Contrat d’agent : liberticide et inflationniste ?
Il fait enrager les distributeurs réduits au métier d’auxiliaire de services, mais il est également décortiqué depuis des années par les hommes de loi qui en extraient plus d’inconvénients que d’avantages pour le distributeur. Le contrat d’agent dessiné par les constructeurs pour les concessionnaires fait couler beaucoup d’encre.
Cadencée par les renouvellements de contrats de distribution nouvelle formule ou celui d’agent commissionné, la mutation des relations constructeurs/distributeurs est la conséquence de la digitalisation massive de la société en général et des comportements d’achat en particulier. Car le constructeur a décelé les alléchantes opportunités d’une distribution directe : allégement des coûts induits par un réseau traditionnel coûteux selon lui, fixation libre des prix et connexion à vie avec le client final.

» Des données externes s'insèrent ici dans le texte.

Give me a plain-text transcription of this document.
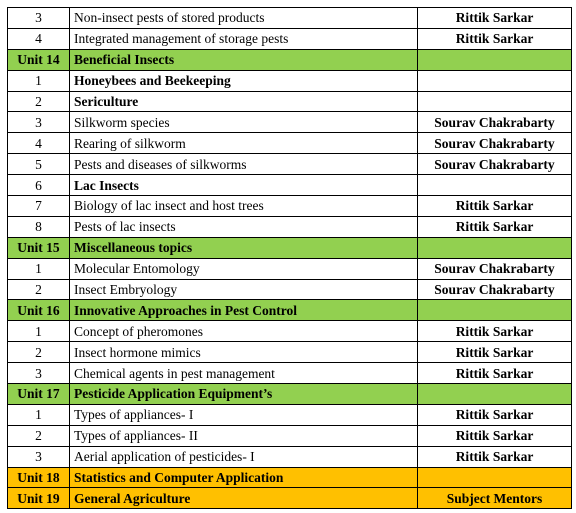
3	Non-insect pests of stored products	Rittik Sarkar
4	Integrated management of storage pests	Rittik Sarkar
Unit 14	Beneficial Insects	
1	Honeybees and Beekeeping	
2	Sericulture	
3	Silkworm species	Sourav Chakrabarty
4	Rearing of silkworm	Sourav Chakrabarty
5	Pests and diseases of silkworms	Sourav Chakrabarty
6	Lac Insects	
7	Biology of lac insect and host trees	Rittik Sarkar
8	Pests of lac insects	Rittik Sarkar
Unit 15	Miscellaneous topics	
1	Molecular Entomology	Sourav Chakrabarty
2	Insect Embryology	Sourav Chakrabarty
Unit 16	Innovative Approaches in Pest Control	
1	Concept of pheromones	Rittik Sarkar
2	Insect hormone mimics	Rittik Sarkar
3	Chemical agents in pest management	Rittik Sarkar
Unit 17	Pesticide Application Equipment’s	
1	Types of appliances- I	Rittik Sarkar
2	Types of appliances- II	Rittik Sarkar
3	Aerial application of pesticides- I	Rittik Sarkar
Unit 18	Statistics and Computer Application	
Unit 19	General Agriculture	Subject Mentors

Les avocats missionnés sur ce dossier alertent depuis longtemps sur un chapelet de risques qu’encourent les nouveaux agents ! Cela démarre par le détournement de leurs métiers principaux et leur mutation forcée en simple sous-traitant exécutant, et se termine par la captation de leurs marges à tous les étages du cycle de vie du véhicule, propriété du constructeur. Patrice Mihailov, spécialisé en distribution auto, insiste sur cette détention non provisoire d’un client et d’un véhicule dans l’écosystème d’une marque, avec un risque inflationniste sur les prix. « Le véhicule sera en effet loué au moins trois fois dans sa vie avec des packs exclusifs et des tarifs différents mais imposés, proposés par les agents mais vendus par les captives du constructeur. Le tout sans jamais sortir de la propriété de ce dernier, jusqu’à son recyclage organisé* », lance-t-il lors d’un webinaire organisé par le MAP (Observatoire des experts de la Mobilité), où les constructeurs invités n’ont pas répondu présents d’ailleurs.

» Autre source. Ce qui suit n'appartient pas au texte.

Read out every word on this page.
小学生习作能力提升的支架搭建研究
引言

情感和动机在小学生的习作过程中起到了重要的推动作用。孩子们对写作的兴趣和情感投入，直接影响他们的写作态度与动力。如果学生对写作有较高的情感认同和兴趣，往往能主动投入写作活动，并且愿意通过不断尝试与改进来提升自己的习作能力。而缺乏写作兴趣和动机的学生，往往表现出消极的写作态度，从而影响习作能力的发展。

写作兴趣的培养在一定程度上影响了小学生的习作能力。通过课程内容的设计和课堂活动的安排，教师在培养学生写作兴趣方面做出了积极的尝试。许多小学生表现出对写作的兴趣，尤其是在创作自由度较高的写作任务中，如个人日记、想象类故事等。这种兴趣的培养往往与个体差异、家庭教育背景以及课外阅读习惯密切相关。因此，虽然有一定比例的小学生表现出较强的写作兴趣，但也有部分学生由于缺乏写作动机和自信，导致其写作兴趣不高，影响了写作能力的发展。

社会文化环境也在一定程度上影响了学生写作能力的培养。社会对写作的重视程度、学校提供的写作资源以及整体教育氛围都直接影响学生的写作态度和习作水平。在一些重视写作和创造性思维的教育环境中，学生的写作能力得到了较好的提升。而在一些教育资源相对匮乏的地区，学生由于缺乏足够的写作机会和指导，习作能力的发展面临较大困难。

*Les recycleurs ont déposé un recours en janvier pour casser un arrêté qui permettrait aux constructeurs d’internaliser le recyclage des VHU et donc le business complet de la PRE
Confiscation de la liberté de concurrence et de diversification…

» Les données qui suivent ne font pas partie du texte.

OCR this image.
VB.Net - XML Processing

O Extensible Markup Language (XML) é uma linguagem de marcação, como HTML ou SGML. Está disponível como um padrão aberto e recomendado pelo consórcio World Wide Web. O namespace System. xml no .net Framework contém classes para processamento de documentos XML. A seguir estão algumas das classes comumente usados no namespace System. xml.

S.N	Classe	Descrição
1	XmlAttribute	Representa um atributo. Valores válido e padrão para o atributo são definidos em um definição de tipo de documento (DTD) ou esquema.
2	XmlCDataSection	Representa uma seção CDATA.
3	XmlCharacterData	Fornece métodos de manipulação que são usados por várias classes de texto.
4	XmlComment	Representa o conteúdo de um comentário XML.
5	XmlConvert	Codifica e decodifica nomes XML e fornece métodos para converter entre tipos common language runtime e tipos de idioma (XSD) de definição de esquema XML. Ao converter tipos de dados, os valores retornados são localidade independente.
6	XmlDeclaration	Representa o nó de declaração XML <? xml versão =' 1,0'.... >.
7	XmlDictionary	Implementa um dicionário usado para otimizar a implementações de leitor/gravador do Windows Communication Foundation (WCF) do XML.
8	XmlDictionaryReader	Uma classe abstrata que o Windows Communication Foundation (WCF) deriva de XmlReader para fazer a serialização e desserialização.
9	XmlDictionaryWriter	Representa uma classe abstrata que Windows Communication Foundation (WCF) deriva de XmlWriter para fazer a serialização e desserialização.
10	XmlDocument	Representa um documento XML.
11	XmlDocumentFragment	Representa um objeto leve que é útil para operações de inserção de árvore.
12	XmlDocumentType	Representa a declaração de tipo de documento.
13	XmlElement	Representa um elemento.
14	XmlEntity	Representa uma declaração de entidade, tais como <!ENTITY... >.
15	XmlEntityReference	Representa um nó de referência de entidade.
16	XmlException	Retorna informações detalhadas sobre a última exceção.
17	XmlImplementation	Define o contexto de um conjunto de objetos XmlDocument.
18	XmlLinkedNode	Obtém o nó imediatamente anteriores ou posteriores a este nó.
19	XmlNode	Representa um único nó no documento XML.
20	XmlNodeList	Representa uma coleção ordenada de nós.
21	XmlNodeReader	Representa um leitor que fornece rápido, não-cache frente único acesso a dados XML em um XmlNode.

L’avocat égrène les points noirs : les standards de représentation imposés mobilisent la totalité des structures et empêchent l’agent d’exercer une activité concurrente. Les contrats d’entretien souscrits en ligne par le client sur le site de la marque obligent l’agent de commercialiser « prioritairement » le service après-vente du constructeur. Et dans le cadre de ces contrats ou d’opérations de garantie, l’ex-concessionnaire n’a également plus d’autre alternative que d’acheter ses pièces à la centrale d’achats et/ou de référencements multimarque du constructeur, et non plus chez l’équipementier.
… et de la donnée
Le VO n’est même plus un bastion protecteur puisque la marque en reste propriétaire. Celle-ci peut ainsi demander à son agent d’assurer le reconditionnement et la location du véhicule d’occasion dans un contrat de service (financement ou LLD) qui lui appartient. « Le nouveau contrat peut réserver au constructeur la possibilité d'acquérir lui-même le véhicule repris au client acheteur d'un VN. Le véhicule repris peut être revendu à l'agent. Mais l'opération s'intègre dans un environnement commercial contrôlé par le constructeur. » Et que dire sur la data « confisquée » dans les nouveaux contrats puisqu’intégrée directement à une base de données du constructeur, juridiquement protégée… mais contrevenant « totalement » aux règles de la concurrence, à celles définies par le RGPD3 et par le dernier Data Act (règlement sur les données publié fin décembre) ! Face aux règlements dictés par Bruxelles, les constructeurs vont quand même devoir prouver l’efficacité du modèle basé sur la vente digitale, avec la justification d’autant de restrictions pour leurs distributeurs. Ce qui est loin d’être gagné à en croire les tests sur le terrain (voir encadré). Rêver d’une marge à deux chiffres « ne peut pas être confondue avec des gains d'efficience légitimant les pratiques anticoncurrentielles qui accompagnent le changement de modèle… Tout est question d’équilibres et il faudra bien en trouver », tente d’apaiser Patrice Mihailov. Reste qu’in fine, le véhicule n’est plus qu’un « média pour vendre une multitude de services associés à un client (assurance, assistance, achats via l’infotainment…). Et le distributeur n’est qu’un vendeur de contrat (financement, entretien, location). »
Constructeurs à pas de loup
L’application sur le terrain du contrat d’agent n’est pas aussi facile que prévue : Ford l’a reporté en Europe à mi-2024 minimum au lieu de fin 2023, BMW procède par étape depuis le 1er janvier 2024, en démarrant avec Mini dans trois pays (Italie, Suède et Pologne) tout en s’autorisant une pause en Espagne et France (report de six mois à un an). Des décisions similaires ont été prise par Stellantis (trois reports) et Volkswagen.